In the Pipeline: 5/30/13

“First they came for the manufacturers, and I did not speak because I was not a manufacturer. Then they came for the coal miners, and I didn’t speak out because I wasn’t a coal miner. Then they came for the drillers, and I didn’t speak out because I wasn’t a driller. Then they came for me, and there was no one left to speak for me.” CBS Pittsburgh (5/29/13) reports: “Janice Gibbs is a grandmother and was born and raised in Washington County. Although she has no drilling lease on her land, she believes that shale gas drilling is great for the local economy… ‘I just think it’s a good thing for our community,’ Gibbs said… When she started posting her pro-gas views on local websites under the name “Proud American,” she was soon shocked at how nasty things got… First, State Rep. Jesse White allegedly posted Gibbs’ real identity. Then, someone posting under the name “Prouder American” called her an ‘industry troll.’… The internet protocol — or IP — address of those people came up as the same computer as Rep. White’s state e-mail address.”

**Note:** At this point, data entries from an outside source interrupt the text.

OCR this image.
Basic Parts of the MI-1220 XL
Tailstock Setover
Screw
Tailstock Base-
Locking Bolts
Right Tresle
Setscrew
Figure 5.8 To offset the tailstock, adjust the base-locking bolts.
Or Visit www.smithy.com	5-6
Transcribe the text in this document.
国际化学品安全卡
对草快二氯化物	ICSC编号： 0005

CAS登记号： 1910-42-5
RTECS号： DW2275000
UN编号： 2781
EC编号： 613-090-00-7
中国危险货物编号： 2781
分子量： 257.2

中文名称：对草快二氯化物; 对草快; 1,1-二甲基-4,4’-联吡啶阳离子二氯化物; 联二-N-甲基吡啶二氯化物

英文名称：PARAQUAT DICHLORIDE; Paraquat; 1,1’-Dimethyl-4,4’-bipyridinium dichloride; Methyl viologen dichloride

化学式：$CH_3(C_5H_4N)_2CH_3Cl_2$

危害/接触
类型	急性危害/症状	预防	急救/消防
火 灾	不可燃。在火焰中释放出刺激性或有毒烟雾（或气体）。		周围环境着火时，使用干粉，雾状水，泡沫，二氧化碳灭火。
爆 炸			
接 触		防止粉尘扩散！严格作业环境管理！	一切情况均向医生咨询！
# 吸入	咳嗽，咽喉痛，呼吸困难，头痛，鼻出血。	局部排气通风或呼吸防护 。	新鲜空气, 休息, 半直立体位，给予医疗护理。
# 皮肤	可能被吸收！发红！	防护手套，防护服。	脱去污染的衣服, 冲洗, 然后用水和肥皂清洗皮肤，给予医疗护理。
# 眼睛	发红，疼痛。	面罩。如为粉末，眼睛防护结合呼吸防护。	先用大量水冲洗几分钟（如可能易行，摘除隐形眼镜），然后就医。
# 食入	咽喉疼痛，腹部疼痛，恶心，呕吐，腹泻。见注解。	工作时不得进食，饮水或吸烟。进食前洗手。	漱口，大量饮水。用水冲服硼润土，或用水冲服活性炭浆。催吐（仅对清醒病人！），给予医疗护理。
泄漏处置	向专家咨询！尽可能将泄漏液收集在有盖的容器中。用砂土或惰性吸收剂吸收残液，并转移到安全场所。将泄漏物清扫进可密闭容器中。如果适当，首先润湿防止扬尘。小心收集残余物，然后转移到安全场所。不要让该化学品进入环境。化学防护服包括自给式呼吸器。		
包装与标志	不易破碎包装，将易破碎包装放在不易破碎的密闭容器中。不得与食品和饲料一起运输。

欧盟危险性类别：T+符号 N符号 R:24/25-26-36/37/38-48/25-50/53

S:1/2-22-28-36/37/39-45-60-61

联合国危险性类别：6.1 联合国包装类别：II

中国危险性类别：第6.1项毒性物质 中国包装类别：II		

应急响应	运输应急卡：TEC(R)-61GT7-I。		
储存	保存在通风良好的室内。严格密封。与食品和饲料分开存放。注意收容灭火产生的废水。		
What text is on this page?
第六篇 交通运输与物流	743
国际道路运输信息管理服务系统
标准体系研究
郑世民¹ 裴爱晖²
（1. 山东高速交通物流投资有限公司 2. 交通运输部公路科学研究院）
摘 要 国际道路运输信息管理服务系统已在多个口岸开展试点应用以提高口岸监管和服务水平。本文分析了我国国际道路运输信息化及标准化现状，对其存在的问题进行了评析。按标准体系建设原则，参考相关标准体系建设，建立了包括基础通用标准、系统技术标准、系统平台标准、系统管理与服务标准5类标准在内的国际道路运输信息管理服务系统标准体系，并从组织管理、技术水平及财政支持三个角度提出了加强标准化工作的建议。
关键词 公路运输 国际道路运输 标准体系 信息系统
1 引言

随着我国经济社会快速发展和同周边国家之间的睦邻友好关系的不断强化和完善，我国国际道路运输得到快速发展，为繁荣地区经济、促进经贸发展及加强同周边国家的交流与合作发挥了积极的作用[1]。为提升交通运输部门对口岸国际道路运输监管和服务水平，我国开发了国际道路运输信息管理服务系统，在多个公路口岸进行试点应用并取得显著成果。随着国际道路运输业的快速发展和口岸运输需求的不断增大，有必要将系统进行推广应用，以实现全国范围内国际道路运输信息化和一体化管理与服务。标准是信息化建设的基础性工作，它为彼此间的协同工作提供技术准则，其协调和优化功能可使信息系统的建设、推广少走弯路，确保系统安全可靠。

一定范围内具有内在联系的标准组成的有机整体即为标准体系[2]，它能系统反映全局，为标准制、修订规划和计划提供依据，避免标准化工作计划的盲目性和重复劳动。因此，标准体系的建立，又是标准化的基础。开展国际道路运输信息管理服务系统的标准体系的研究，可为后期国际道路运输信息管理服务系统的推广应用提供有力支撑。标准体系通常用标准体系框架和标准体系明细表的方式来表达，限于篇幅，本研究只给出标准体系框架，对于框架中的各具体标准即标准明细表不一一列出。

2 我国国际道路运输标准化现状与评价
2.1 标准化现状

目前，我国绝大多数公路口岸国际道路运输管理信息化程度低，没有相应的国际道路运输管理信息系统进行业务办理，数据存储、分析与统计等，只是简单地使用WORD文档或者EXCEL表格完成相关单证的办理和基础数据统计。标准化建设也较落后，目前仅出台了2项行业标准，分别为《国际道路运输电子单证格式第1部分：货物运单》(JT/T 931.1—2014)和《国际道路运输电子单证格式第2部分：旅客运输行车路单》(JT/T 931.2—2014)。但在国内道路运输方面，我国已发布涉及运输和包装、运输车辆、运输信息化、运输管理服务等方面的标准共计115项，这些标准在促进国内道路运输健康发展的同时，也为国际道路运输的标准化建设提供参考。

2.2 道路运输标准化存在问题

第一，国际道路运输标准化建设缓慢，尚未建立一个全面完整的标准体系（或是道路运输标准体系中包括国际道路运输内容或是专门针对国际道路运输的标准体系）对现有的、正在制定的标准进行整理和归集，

So when is Congress going to start reining in an Executive branch that is drunk with power? WSJ (5/29/13) reports: “The Environmental Protection Agency isn’t known for restraint, and now it has a new reason to let it all hang out. A federal court says it can be judge and jury for every development project in the U.S… That’s the impact of a unanimous late April decision by the D.C. Circuit Court of Appeals upholding the EPA’s veto of the Arch Coal ACI -2.63% Spruce Mine in West Virginia. The sweeping but little-publicized decision remakes regulation under the Clean Water Act, turning the Army Corps of Engineers into a bystander and elevating EPA to the nation’s water regulator of consequence.”

We are all about self-determination, but can’t help pointing out the irony here. LATimes (5/28/13) reports: “In acting to protect their water supply, the 5,000 residents of poor, conservative Mora County make it the first in the U.S. to ban fracking — hydraulic fracturing for oil… ‘We are one of the poorest counties in the nation, yes, but we are money-poor, we are not asset-poor,’ Olivas said.”

Recall that Van Jones, former Special Assistant to the President for Bankrupting the Coal Industry, had the hubris to rally with the workers against these necessary reductions in benefits. These hundreds of families are the real victims of this senseless ideological war against affordable energy and the blame is squarely on the Van Jones’ of the world. Washington Post (5//13) reports: “Surratt-States ultimately concluded the cost-cutting proposals were legal, perhaps unavoidable, for Patriot, which sought Chapter 11 bankruptcy protection last summer to address labor obligations it insisted have grown unsustainable… ‘Unions generally try to bargain for the best deal for their members,” the judge wrote. “However, there is likely some responsibility to be absorbed for demanding benefits that the employer cannot realistically fund in perpetuity, particularly given the availability of sophisticated actuarial analysts and cost trend experts.’”

Maybe a sophisticated guy like Kerry realized it’d be easier to bribe the Iranian government than the Obama administration to issue oil and gas permits. Free Beacon (5/29/13) reports: “Secretary of State John Kerry disclosed hundreds of thousands of dollars in investments last year in a company that allegedly bribed Iranian government officials to obtain oil and gas contracts in the country… The Securities and Exchange Commission on Wednesday charged French oil and gas company Total S.A. with violations of U.S. law for allegedly paying $60 million in bribes to “intermediaries” who helped the company win lucrative state contracts in Iran.”